Ebû Hâzım b. Dinâr'dan rivayet edildiğine göre,
Minberin hangi ağaçtan yapıldığında münakaşa eden bir takım kimseler, Sehl ibn Sa'd es-Sâidî'ye geldiler ve ona bu meseleyi sordular. Bunun üzerine Sehl şöyle dedi: Vallahi ben onun neden yapıldığını bilmekteyim. Şüphesiz ben onu ilk kurulduğu günü de, Rasûlullah -sallallahu aleyhi ve sellem-'in ilk defa üzerine oturduğu günü de gördüm. Rasûlullah -sallallahu aleyhi ve sellem- falanca kadına -Sehl, Ensar'dan bu kadının ismini söylemiştir- marangoz kölene emret de, benim için insanlara hitap ettiğim zaman üzerine oturabileceğim, tahtalardan bir şey yapsın" diye buyurdu. O kadın da kölesine minber yapmasını emretti. O da Gâbe'nin (mıntıka ismi) ılgın ağaçlarından minberi yaptı. Sonra onu kadına getirdi. Kadın da Rasûlullah -sallallahu aleyhi ve sellem-'e yolladı. Rasûlullah işte şuraya konulmasını emretti. Sonra Rasûlullah -sallallahu aleyhi ve sellem-'in bunun üzerinde şöyle namaz kıldığını gördüm: Rasûlullah minber üzerinde tekbir aldı, sonra yine minber üzerinde iken rükûa vardı. Sonra geri geri aşağıya indi minberin dibinde secde etti. Sonra yine minber üzerine geri döndü. Rasûlullah -sallallahu aleyhi ve sellem- namazı bitirince insanlara döndü ve: «Ey insanlar! Bu gördüğünüz şeyleri ancak bana uyasınız ve benim namazımı öğrenesiniz diye yaptım» diye buyurdu.

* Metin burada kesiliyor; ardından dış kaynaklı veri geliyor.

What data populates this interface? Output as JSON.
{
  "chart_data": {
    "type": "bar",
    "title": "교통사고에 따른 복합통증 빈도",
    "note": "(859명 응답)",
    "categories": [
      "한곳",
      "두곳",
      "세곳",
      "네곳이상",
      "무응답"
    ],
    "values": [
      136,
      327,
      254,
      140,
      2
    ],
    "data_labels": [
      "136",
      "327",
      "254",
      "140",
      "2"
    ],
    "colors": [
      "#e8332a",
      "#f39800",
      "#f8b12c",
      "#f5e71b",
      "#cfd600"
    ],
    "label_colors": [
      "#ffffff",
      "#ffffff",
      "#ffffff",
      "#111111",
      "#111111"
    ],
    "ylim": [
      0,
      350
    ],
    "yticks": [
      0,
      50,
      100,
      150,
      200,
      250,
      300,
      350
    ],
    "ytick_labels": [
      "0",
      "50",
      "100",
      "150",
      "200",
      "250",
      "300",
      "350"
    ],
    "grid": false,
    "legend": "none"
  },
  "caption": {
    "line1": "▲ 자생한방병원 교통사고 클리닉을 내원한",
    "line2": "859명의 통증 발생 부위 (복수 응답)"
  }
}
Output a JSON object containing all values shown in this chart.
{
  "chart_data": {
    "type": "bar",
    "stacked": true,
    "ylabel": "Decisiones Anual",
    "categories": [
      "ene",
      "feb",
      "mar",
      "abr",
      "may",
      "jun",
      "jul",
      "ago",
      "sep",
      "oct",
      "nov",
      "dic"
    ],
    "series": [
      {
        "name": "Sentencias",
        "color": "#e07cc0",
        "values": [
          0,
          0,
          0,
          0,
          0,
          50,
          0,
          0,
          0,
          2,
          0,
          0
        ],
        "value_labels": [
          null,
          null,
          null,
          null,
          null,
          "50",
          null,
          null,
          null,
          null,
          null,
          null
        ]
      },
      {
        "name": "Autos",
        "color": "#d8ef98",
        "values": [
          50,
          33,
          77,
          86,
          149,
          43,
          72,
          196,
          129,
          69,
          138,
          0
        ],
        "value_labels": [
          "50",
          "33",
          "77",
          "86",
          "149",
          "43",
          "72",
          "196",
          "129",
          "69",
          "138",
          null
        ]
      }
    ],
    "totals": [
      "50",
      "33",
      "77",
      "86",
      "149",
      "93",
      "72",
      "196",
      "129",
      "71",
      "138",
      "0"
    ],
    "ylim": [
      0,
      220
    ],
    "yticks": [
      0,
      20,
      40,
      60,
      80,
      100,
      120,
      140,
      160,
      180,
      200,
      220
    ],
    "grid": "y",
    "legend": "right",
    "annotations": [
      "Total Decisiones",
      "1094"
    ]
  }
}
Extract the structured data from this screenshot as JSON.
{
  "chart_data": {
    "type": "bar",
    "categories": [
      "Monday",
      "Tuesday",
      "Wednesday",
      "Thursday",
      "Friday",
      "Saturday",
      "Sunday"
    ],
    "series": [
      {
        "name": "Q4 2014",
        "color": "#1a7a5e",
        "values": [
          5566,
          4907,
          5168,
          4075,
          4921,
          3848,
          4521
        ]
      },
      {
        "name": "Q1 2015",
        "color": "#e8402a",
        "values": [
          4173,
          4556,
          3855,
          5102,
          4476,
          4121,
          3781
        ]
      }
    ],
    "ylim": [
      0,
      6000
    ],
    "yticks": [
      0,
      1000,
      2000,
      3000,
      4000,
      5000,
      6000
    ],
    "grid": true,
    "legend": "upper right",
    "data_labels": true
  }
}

[Sahih Hadis] - [Muttefekun Aleyh] - [صحيح البخاري - 917]
Bazı kimseler, sahabelerden birine gelip; Peygamber Efendimiz -sallallahu aleyhi ve sellem-'in minberinin neden yapıldığını sordular. Bu konuda birbirleri ile tartışıp ayrılığa düşmüşlerdi. Bu sahabe Rasûlullah -sallallahu aleyhi ve sellem-'in Ensar'dan marangoz bir kölesi olan kadına: "Kölene emret de, benim için insanlara hitap ettiğim zaman üzerine oturabileceğim bir minber yapsın" diye buyurdu. Bunun üzerine bu kadın kölesine ılgın ağacından Nebi -sallallahu aleyhi ve sellem-'e bir minber yapmasını emretti. Minber bittiğinde bu kadın onu Nebi -sallallahu aleyhi ve sellem-'e gönderdi ve Rasûlullah mescitteki yerine koyulmasını emretti. Sonra Rasûlullah -sallallahu aleyhi ve sellem- bunun üzerinde şöyle namaz kıldı: Minber üzerinde tekbir aldı, sonra yine minber üzerinde iken rükûa vardı. Sonra arkasına dönmeden geri geri aşağıya indi minberin dibinde secde etti. Sonra yine minber üzerine geri döndü. Rasûlullah -sallallahu aleyhi ve sellem- namazı bitirince insanlara döndü ve: «Ey insanlar! Bu gördüğünüz şeyleri ancak bana uyasınız ve benim namazımı öğrenesiniz diye yaptım» diye buyurdu.